BGC: How do you balance creating with the rest of your life?
I am in a constant state of balancing, made possible by a lot of planning and preparation. I plan almost everything, I have schedules, routines, rituals, anything that frees up my mind space. I have seasons where my art is centered, typically Summer and Winter. That’s when my husband and I would typically tour and perform and do workshops abroad. Then there are times when the consulting is centered, usually the Fall and Spring. That has changed because I have a little one now and of course because of COVID. We are planning to resume the tours when travel opens back up and our baby is a little older. It is an integral part of the work.
BGC: With so many responsibilities and projects, are you able to prioritize yourself? How do you practice self-care?
Right now, I am focused on my diet. I am working to eliminate sugar from my diet. I also exercise and lately, I have been making showers and baths a time to luxuriate. I like to get facials, get my nails done, and use oils on my skin, hair, and aromatherapy. I also journal when I feel compelled to. The moments are short and sweet, but I make time for them. Also, I feel like planning is a form of self-care for me. When I take the time to plan, I feel good, like I can work but still feel relaxed.
BGC: Why is it important, as a Black woman, to create?
Telling our stories is how we find community. We find out that we’re not alone, we find sisterhood. We validate and cheerlead. We heal and use art as therapy. To me, that’s the most important purpose. I also use art as a tool to build empathy. If we cannot learn to place ourselves in someone else’s shoes, then we lose our humanity. Humanity is all about empathy.
BGC: Advice for new creators or ones just starting to get more serious?

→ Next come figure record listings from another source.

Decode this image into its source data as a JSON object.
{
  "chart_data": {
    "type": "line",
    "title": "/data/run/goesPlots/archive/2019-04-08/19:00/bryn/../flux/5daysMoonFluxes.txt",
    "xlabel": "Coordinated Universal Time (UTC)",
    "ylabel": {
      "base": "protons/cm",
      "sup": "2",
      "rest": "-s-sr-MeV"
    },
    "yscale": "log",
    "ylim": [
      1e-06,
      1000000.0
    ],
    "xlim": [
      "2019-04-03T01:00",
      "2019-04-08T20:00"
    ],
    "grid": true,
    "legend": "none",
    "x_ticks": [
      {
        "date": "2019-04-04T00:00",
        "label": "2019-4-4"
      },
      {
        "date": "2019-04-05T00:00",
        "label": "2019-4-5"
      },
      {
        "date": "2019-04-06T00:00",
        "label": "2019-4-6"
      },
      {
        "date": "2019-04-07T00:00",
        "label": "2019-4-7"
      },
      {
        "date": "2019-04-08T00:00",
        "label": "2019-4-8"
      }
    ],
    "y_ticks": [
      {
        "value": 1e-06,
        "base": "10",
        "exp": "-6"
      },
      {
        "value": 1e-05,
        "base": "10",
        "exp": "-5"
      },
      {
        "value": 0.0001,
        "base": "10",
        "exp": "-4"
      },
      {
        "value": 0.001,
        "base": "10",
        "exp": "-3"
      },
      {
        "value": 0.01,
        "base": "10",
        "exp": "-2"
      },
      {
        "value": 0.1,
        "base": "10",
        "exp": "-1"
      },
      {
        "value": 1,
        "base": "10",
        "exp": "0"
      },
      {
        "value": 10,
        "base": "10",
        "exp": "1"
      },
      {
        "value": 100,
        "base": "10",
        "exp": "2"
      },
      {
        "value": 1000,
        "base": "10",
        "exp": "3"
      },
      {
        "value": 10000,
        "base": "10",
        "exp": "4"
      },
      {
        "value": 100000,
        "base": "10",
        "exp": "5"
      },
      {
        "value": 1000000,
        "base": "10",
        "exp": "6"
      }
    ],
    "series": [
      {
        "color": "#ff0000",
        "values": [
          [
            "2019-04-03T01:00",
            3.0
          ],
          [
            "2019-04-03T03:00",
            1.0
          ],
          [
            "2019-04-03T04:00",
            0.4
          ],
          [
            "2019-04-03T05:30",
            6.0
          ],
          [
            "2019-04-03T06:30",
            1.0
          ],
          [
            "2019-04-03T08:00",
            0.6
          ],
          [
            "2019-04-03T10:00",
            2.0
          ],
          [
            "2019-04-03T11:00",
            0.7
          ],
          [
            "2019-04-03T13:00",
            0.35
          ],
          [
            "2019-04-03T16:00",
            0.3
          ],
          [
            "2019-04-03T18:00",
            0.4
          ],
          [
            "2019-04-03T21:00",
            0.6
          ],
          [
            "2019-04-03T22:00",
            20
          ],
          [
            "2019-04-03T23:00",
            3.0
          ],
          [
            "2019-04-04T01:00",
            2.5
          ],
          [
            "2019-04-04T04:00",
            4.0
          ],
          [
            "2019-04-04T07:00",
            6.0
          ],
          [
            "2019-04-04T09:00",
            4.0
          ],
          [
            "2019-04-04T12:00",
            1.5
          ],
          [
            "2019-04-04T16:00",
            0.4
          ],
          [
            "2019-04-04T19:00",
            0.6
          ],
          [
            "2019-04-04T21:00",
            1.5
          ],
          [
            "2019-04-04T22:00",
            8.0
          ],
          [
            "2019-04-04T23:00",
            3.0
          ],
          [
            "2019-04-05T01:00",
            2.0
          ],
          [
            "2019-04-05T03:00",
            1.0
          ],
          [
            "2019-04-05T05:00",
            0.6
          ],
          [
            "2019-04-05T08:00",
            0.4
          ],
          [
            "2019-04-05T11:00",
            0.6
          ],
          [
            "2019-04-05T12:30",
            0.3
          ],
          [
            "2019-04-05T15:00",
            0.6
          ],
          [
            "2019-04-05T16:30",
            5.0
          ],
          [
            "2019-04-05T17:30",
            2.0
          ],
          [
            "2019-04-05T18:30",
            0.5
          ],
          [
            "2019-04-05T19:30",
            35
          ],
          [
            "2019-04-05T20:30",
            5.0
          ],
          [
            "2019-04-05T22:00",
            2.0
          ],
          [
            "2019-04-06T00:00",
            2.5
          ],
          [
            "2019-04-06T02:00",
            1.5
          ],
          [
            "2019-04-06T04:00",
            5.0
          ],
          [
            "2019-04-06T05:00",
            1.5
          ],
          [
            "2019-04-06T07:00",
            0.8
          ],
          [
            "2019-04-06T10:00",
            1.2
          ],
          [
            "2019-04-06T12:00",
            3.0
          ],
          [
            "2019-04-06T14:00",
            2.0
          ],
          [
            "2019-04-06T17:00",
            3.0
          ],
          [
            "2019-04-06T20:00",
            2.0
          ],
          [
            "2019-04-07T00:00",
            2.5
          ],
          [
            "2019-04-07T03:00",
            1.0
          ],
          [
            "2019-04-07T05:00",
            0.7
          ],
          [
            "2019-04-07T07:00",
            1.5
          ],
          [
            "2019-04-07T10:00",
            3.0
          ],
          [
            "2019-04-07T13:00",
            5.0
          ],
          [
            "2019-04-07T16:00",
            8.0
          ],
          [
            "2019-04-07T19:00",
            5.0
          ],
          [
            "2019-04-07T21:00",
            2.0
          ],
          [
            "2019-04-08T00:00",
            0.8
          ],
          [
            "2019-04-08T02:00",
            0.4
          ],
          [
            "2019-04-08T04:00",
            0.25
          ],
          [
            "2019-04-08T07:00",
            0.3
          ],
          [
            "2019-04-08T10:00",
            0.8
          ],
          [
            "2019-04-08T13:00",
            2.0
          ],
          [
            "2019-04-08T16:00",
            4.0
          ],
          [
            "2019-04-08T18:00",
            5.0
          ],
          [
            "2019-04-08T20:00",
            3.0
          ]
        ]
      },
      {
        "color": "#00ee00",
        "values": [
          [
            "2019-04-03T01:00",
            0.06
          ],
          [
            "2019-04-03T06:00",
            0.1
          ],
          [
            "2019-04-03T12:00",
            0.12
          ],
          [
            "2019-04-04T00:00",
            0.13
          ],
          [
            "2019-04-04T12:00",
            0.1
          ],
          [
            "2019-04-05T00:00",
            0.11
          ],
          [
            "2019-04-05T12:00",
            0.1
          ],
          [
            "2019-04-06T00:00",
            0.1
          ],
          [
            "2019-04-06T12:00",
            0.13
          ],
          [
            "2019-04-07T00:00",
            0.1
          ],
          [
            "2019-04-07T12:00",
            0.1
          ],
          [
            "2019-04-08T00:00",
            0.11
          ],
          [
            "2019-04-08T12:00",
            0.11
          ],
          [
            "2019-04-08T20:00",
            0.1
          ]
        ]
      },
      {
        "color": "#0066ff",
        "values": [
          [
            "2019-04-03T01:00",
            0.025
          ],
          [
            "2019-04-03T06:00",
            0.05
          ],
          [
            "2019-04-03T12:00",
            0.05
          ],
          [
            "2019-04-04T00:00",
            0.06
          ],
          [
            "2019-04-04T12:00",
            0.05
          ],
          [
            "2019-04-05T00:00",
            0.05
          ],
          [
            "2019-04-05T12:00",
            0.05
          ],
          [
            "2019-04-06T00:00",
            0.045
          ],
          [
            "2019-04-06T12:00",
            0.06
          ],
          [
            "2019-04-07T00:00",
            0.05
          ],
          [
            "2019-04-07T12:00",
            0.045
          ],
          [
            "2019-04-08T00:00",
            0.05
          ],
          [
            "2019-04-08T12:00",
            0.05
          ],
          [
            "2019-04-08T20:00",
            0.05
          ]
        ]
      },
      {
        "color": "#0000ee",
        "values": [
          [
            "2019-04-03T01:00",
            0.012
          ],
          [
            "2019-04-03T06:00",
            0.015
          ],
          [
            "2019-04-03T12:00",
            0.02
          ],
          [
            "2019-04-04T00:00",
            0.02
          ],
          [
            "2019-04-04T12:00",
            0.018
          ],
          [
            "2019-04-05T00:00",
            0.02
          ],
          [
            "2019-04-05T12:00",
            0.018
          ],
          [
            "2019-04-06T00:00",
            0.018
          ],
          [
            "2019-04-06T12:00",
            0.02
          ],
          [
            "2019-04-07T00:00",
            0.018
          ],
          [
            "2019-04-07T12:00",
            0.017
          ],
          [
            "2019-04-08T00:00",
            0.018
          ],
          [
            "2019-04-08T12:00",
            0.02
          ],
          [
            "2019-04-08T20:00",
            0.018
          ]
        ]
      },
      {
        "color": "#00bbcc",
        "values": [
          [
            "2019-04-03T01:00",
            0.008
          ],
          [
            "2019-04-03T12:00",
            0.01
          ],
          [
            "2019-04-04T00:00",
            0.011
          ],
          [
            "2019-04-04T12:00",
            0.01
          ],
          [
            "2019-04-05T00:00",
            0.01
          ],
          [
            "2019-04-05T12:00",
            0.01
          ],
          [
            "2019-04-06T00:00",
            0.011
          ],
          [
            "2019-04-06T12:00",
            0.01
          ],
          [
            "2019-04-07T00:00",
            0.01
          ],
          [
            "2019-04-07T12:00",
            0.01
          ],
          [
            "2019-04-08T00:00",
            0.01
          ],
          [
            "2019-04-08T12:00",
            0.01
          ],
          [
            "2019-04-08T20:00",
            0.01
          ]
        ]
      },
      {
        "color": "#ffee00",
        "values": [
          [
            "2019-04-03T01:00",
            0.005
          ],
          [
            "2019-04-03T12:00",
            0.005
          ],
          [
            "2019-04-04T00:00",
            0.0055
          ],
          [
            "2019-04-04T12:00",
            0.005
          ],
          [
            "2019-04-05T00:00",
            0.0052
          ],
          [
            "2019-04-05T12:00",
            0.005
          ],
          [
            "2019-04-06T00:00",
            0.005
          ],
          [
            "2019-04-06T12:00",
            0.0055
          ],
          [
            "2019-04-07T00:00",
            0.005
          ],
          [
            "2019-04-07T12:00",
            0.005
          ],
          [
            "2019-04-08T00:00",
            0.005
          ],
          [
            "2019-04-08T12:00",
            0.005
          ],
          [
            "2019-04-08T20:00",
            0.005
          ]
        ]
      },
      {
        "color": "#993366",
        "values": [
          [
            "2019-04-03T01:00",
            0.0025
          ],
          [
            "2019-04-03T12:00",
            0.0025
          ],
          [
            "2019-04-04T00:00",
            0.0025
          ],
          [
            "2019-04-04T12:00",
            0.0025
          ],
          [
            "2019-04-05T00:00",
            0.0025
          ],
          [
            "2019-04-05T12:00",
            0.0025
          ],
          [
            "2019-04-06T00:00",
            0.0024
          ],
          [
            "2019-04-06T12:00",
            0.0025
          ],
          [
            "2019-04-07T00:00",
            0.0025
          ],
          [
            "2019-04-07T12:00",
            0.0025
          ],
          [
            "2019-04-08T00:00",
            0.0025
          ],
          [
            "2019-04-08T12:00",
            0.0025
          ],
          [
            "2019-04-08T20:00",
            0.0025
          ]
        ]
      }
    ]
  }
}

Create even if only 5 people follow you. Don’t allow commercial criteria to stifle your creativity. Just be. Just create. Breakthroughs happen in one moment, but it takes years to prepare for the moment. Make sure that you are prepared for the moment. Opportunity must be met by preparation. I can’t tell you how many opportunities I have had early in my career that I wasn’t prepared to take full advantage of and as a result, that opportunity was a one-time thing that led nowhere. If I had been prepared, I would be further along in my career. Instead, I held back content that I had created waiting for the moment. I didn’t understand that I needed to be ready for the moment. I thought the moment would come and then I would show my work to the world. I had that wrong. Also, be bold. Have audacity.
BGC: Any future projects?
I have several projects on the way. I just released a single and video called “Nostalgia” a couple of weeks ago. I have a theatre project and album release called Diamond & Bullets about love and the socio-emotional and political fallout of police brutality. Another project is with the City of Oakland. In collaboration with a few other artists, we are producing a concert based on the data from the Oakland Equity Report. I am working on an EP and I am launching a series of webinars. We launched one in March and are continuing to make our content available online. Right now, we are really looking for ways to continue to bridge the art and the consulting. That will be the focus of much of what will be released in the coming months.